Though retailers are optimistic about the future of the store’s relevance in the overall shopping landscape, they readily acknowledge the headwinds contributing to a challenging environment. Not only are consumers still price conscious, 54 percent of the 182 surveyed retailers said, but 49 percent protested that “online competitors innovate too quickly for us to keep up.”

Is that a thinly veiled reference to Amazon? Probably.

They might be slow to execute, but retailers understand that stores need to take more of a cue from e-commerce. Asked about the most important opportunities to improve brick and mortar, 60 percent of all surveyed retailers told RSR that physical stores need to mirror what consumers most appreciate about shopping online. Another 52 percent see the store’s potential to more fully embrace a role in fulfillment and offer customer-centric options like same-day service and direct delivery. A significant portion want to further entice valuable omnichannel click-and-collect customers, with 43 percent interested in incentivizing these shoppers to interact with more of the store environment and merchandise when they stop in to pick up an order.

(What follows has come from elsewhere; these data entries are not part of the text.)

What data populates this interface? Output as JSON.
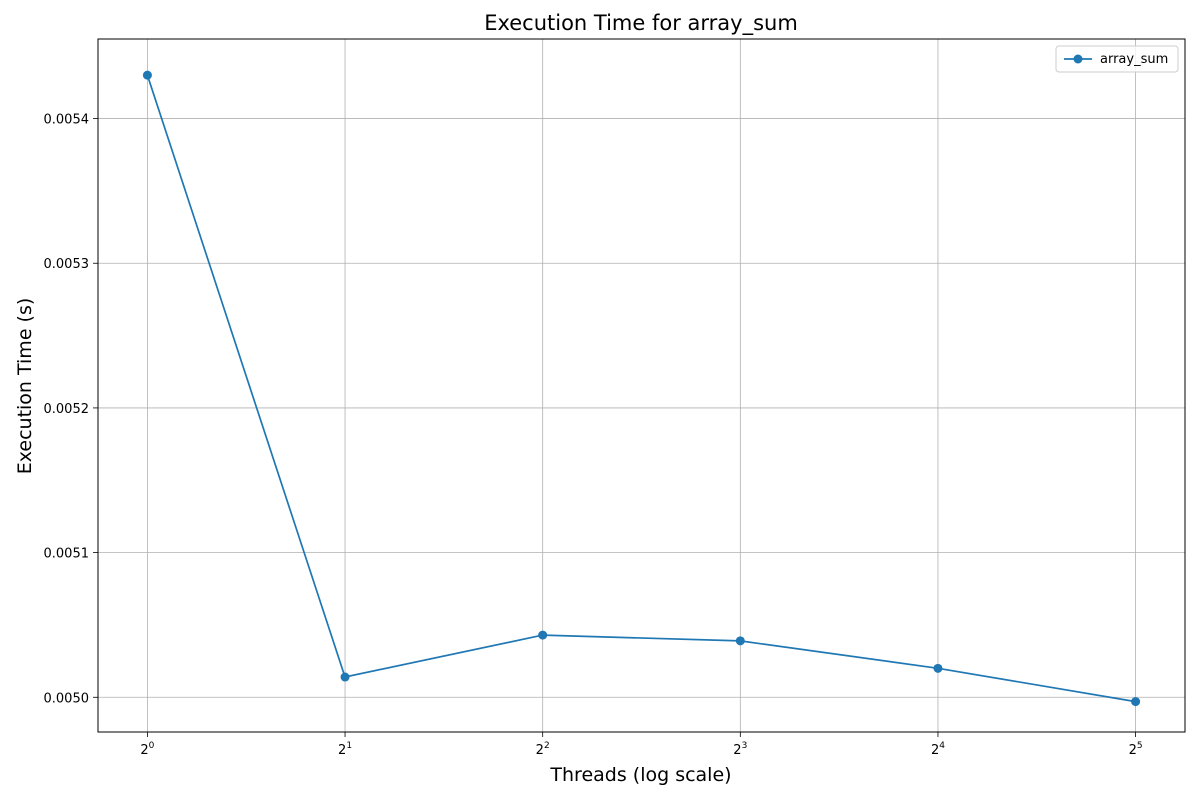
{
  "chart_data": {
    "type": "line",
    "title": "Execution Time for array_sum",
    "xlabel": "Threads (log scale)",
    "ylabel": "Execution Time (s)",
    "x_scale": "log2",
    "x": [
      1,
      2,
      4,
      8,
      16,
      32
    ],
    "x_tick_labels": [
      {
        "base": "2",
        "exp": "0"
      },
      {
        "base": "2",
        "exp": "1"
      },
      {
        "base": "2",
        "exp": "2"
      },
      {
        "base": "2",
        "exp": "3"
      },
      {
        "base": "2",
        "exp": "4"
      },
      {
        "base": "2",
        "exp": "5"
      }
    ],
    "y_ticks": [
      0.005,
      0.0051,
      0.0052,
      0.0053,
      0.0054
    ],
    "y_tick_labels": [
      "0.0050",
      "0.0051",
      "0.0052",
      "0.0053",
      "0.0054"
    ],
    "ylim": [
      0.004976,
      0.005455
    ],
    "grid": true,
    "legend_position": "top-right",
    "series": [
      {
        "name": "array_sum",
        "color": "#1f77b4",
        "marker": "circle",
        "values": [
          0.00543,
          0.005014,
          0.005043,
          0.005039,
          0.00502,
          0.004997
        ]
      }
    ]
  }
}
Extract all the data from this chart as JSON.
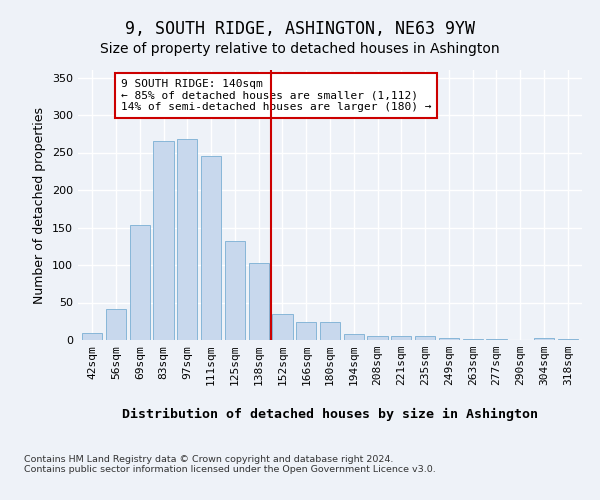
{
  "title": "9, SOUTH RIDGE, ASHINGTON, NE63 9YW",
  "subtitle": "Size of property relative to detached houses in Ashington",
  "xlabel": "Distribution of detached houses by size in Ashington",
  "ylabel": "Number of detached properties",
  "categories": [
    "42sqm",
    "56sqm",
    "69sqm",
    "83sqm",
    "97sqm",
    "111sqm",
    "125sqm",
    "138sqm",
    "152sqm",
    "166sqm",
    "180sqm",
    "194sqm",
    "208sqm",
    "221sqm",
    "235sqm",
    "249sqm",
    "263sqm",
    "277sqm",
    "290sqm",
    "304sqm",
    "318sqm"
  ],
  "values": [
    10,
    41,
    153,
    265,
    268,
    245,
    132,
    103,
    35,
    24,
    24,
    8,
    6,
    6,
    5,
    3,
    2,
    2,
    0,
    3,
    2
  ],
  "bar_color": "#c8d8ed",
  "bar_edge_color": "#7aafd4",
  "vline_x": 7.5,
  "vline_color": "#cc0000",
  "annotation_text": "9 SOUTH RIDGE: 140sqm\n← 85% of detached houses are smaller (1,112)\n14% of semi-detached houses are larger (180) →",
  "annotation_box_color": "#ffffff",
  "annotation_box_edge": "#cc0000",
  "ylim": [
    0,
    360
  ],
  "yticks": [
    0,
    50,
    100,
    150,
    200,
    250,
    300,
    350
  ],
  "background_color": "#eef2f8",
  "plot_background": "#eef2f8",
  "grid_color": "#ffffff",
  "title_fontsize": 12,
  "subtitle_fontsize": 10,
  "axis_label_fontsize": 9,
  "tick_fontsize": 8,
  "footer_text": "Contains HM Land Registry data © Crown copyright and database right 2024.\nContains public sector information licensed under the Open Government Licence v3.0."
}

RSR’s findings confirm the road retailers should take if they want to ensure a fruitful future. Whereas previous research found e-commerce companies admitting they need a real-world footprint, this store report uncovered the polar opposite: that brick-and-mortar merchants need to bring more of a digital influence into their four walls.

“This is a tremendous learning moment as shopping melds into one large, converged experience,” RSR wrote. “[Retailers] realize the best thing they can do is evaluate the more desirable aspects of each touchpoint and carry them through to an engaging—and consistent—shopping experience in both the physical and digital worlds.”